If you are new to winter running, try and at least get a good primary layer: you want to wick as much water as you can away from your body. If you have cotton as your primary layer, you will likely get cold quickly. Everyone has different comfort levels when it comes to winter running gear, so try to layer as best as you can with what you have, preferably on some shorter runs. Use these shorter runs to help you best determine what works for you in terms of clothes. Ideally, keep a log with weather conditions, clothes you wore, and how you felt and ran. (It doesn’t have to be a fancy log book either: a few sheets of paper is fine).
- When considering temperature, make sure you factor in the wind chill. Also consider the humidity. Days with lots of humidity and wind will feel alot colder than dry winter days without wind.
Now after reading all these tips, you might think: why would anyone want to run outside in the winter? Well, there are lots of reasons, including:
- It’s still a relatively low cost way to keep fit.
- You can do it whenever you have time.
- If you race, you will be able to maintain or even improve your running if you run right through the winter months. And lots of race start in as early as March: if you are going to put in a good showing for these, you need to be running in January and February.

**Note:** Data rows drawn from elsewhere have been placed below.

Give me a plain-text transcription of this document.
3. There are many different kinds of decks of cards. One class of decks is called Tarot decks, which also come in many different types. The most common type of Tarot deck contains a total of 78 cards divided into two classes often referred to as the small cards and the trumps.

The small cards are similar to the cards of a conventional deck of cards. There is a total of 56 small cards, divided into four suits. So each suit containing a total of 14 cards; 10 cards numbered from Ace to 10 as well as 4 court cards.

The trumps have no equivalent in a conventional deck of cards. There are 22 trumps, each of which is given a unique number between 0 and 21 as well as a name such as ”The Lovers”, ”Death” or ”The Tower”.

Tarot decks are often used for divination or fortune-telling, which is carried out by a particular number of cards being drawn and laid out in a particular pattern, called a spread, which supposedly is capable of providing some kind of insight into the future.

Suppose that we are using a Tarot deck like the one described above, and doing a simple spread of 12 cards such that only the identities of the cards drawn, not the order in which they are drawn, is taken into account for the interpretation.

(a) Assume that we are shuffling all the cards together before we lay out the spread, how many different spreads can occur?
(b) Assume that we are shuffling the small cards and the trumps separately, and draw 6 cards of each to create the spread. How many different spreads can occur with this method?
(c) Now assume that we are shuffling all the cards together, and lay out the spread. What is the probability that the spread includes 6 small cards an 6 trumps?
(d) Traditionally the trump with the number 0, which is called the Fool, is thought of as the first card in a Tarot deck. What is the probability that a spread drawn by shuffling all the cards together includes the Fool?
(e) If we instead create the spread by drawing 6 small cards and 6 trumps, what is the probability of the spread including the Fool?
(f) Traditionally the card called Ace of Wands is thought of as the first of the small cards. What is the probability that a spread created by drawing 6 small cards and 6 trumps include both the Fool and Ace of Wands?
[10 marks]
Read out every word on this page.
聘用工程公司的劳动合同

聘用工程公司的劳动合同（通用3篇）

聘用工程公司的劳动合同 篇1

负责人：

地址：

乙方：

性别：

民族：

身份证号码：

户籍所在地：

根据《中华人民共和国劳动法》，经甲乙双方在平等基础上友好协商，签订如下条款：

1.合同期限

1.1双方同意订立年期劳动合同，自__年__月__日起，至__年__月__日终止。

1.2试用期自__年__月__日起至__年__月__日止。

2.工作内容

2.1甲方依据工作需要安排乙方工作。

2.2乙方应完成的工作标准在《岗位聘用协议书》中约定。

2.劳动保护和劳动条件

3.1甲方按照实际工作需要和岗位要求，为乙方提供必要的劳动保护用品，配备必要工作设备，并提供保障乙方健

- Running in winter allows you to shake up your running routine. You have to run differently in the winter than at other times of the year. You may have to run slower. You may have to run in the dark. You may have to run through snow. All of these things and more can give you a new perspective on running and make it fresh for you.
- It can be beautiful running outside in the winter. While everyone else is tucked away inside, you can have the outdoors all to yourself.
- You can take pride in being able to run outside during these times.
- Running in the winter helps combat the feeling of being cooped up inside. There are lots of great wintertime activities you can do to make the best of the season: why not add running to the list?